Segundo Dimas Covas, presidente do instituto, o envio depende do aval de órgãos do governo chinês em quatro instâncias e a remessa para São Paulo estaria ainda aguardando o parecer da última delas. Porém, para o messias paulista, a carga está presa na China porque o governo federal está fazendo corpo mole. “São Doria” cobra celeridade e seriedade de Jair Bolsonaro, como se fosse seu funcionário, para desembaraçar a matéria-prima. Só não fica claro o porquê de a União auxiliar nas negociações, afinal o gestor sempre alardeou aos quatro ventos que era capaz de resolver tudo por conta própria.

João Doria em vacinação no interior de São Paulo: marketing e batata quente no colo dos outros

João Doria em vacinação no interior de São Paulo: marketing e batata quente no colo dos outros

Governo do Estado de São Paulo - 21.01.2021

E para complicar ainda mais a missão do paladino da saúde, o filho do presidente e o chanceler Ernesto Araújo surgem fazendo críticas ao embaixador chinês o que, segundo Doria, estaria causando tensão entre os governos e atrasando a liberação da carga. É... a vida de quem luta com todo empenho para “salvar vidas” pode ser muito ingrata, Afinal, nem mesmo Botafogo, codinome de seu aliado Rodrigo Maia na folha de pagamento de propinas da Odebrecht, concorda com a acusação, pois declarou que o atraso não tem nada a ver com questões políticas.

O problema é que Doria se empenhou tanto em sua campanha de marketing, com direito a “choro” e tudo mais, que esqueceu-se de que, quando se divulga um produto, deve-se ter condições de entrega-lo. Ainda mais quando se vende a ideia de que tal produto é a única esperança de vida de uma população abandonada por um governo que, segundo declaração do gestor, “gosta de cheiro de morte”.

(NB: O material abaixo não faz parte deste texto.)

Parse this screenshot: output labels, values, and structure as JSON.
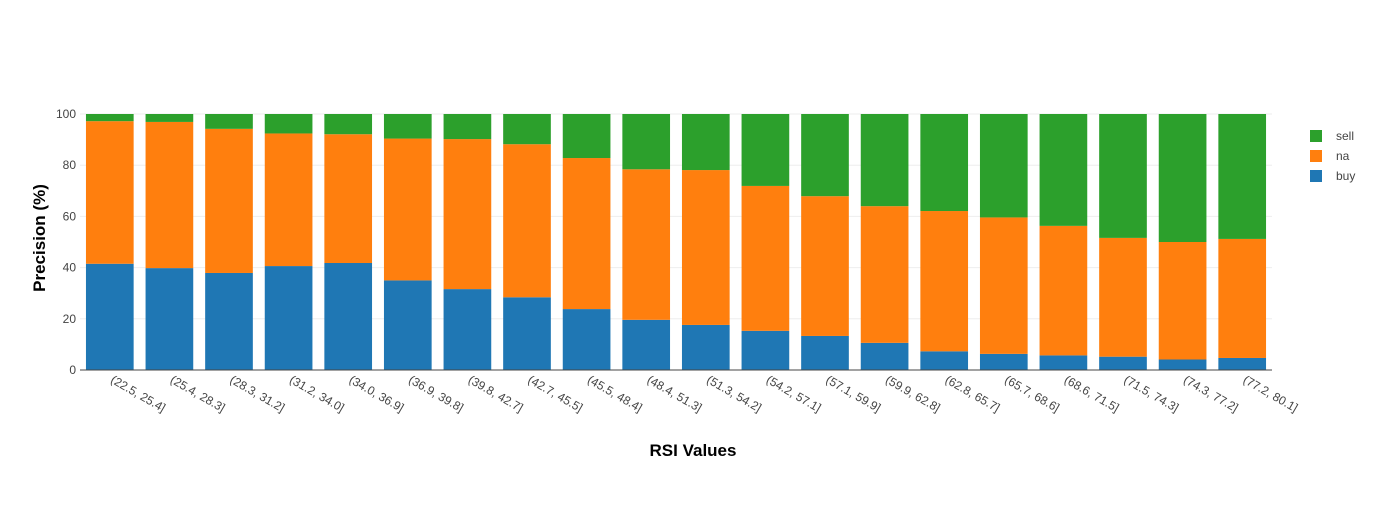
{
  "chart_data": {
    "type": "bar",
    "stacked": true,
    "title": "",
    "xlabel": "RSI Values",
    "ylabel": "Precision (%)",
    "ylim": [
      0,
      100
    ],
    "yticks": [
      0,
      20,
      40,
      60,
      80,
      100
    ],
    "grid": true,
    "legend_position": "top-right",
    "categories": [
      "(22.5, 25.4]",
      "(25.4, 28.3]",
      "(28.3, 31.2]",
      "(31.2, 34.0]",
      "(34.0, 36.9]",
      "(36.9, 39.8]",
      "(39.8, 42.7]",
      "(42.7, 45.5]",
      "(45.5, 48.4]",
      "(48.4, 51.3]",
      "(51.3, 54.2]",
      "(54.2, 57.1]",
      "(57.1, 59.9]",
      "(59.9, 62.8]",
      "(62.8, 65.7]",
      "(65.7, 68.6]",
      "(68.6, 71.5]",
      "(71.5, 74.3]",
      "(74.3, 77.2]",
      "(77.2, 80.1]"
    ],
    "series": [
      {
        "name": "buy",
        "color": "#1f77b4",
        "values": [
          41.5,
          39.8,
          37.9,
          40.6,
          41.8,
          35.0,
          31.6,
          28.4,
          23.8,
          19.6,
          17.6,
          15.3,
          13.3,
          10.6,
          7.3,
          6.3,
          5.7,
          5.2,
          4.1,
          4.7
        ]
      },
      {
        "name": "na",
        "color": "#ff7f0e",
        "values": [
          55.7,
          57.1,
          56.3,
          51.8,
          50.3,
          55.4,
          58.6,
          59.8,
          59.0,
          58.8,
          60.5,
          56.6,
          54.6,
          53.4,
          54.8,
          53.3,
          50.6,
          46.4,
          45.9,
          46.5
        ]
      },
      {
        "name": "sell",
        "color": "#2ca02c",
        "values": [
          2.8,
          3.1,
          5.8,
          7.6,
          7.9,
          9.6,
          9.8,
          11.8,
          17.2,
          21.6,
          21.9,
          28.1,
          32.1,
          36.0,
          37.9,
          40.4,
          43.7,
          48.4,
          50.0,
          48.8
        ]
      }
    ],
    "legend_order": [
      "sell",
      "na",
      "buy"
    ]
  }
}
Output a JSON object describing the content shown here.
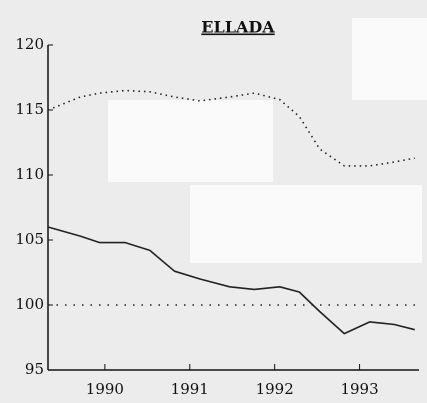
{
  "chart_data": {
    "type": "line",
    "title": "ELLADA",
    "x": [
      1989.33,
      1989.71,
      1989.94,
      1990.24,
      1990.53,
      1990.82,
      1991.12,
      1991.47,
      1991.76,
      1992.06,
      1992.29,
      1992.53,
      1992.82,
      1993.12,
      1993.41,
      1993.65
    ],
    "series": [
      {
        "name": null,
        "color": "#222",
        "style": "dotted",
        "values": [
          115.0,
          116.0,
          116.3,
          116.5,
          116.4,
          116.0,
          115.7,
          116.0,
          116.3,
          115.8,
          114.5,
          112.0,
          110.7,
          110.7,
          111.0,
          111.3
        ]
      },
      {
        "name": null,
        "color": "#222",
        "style": "solid",
        "values": [
          106.0,
          105.3,
          104.8,
          104.8,
          104.2,
          102.6,
          102.0,
          101.4,
          101.2,
          101.4,
          101.0,
          99.5,
          97.8,
          98.7,
          98.5,
          98.1
        ]
      }
    ],
    "reference": 100,
    "xlim": [
      1989.33,
      1993.7
    ],
    "xticks": [
      1990,
      1991,
      1992,
      1993
    ],
    "ylim": [
      95,
      120
    ],
    "yticks": [
      95,
      100,
      105,
      110,
      115,
      120
    ],
    "grid": false
  }
}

Mas governador-gestor-salvador parece não gostar mesmo é do cheiro de responsabilidade, pois ao menor sinal de problemas, logo joga a batata quente no colo de seus adversários políticos. Ao surgir o primeiro entrave a, até então, “vacina de São Paulo” virou “vacina do Brasil” e, portanto, quem tem de resolver a falta de matéria-prima é o presidente. “Se a vacina agora é do Brasil, o nosso presidente tenha a dignidade de defendê-la”, disse Dimas Covas em um evento que contou com a presença de Doria no dia 19, em Ribeirão Preto, interior do estado.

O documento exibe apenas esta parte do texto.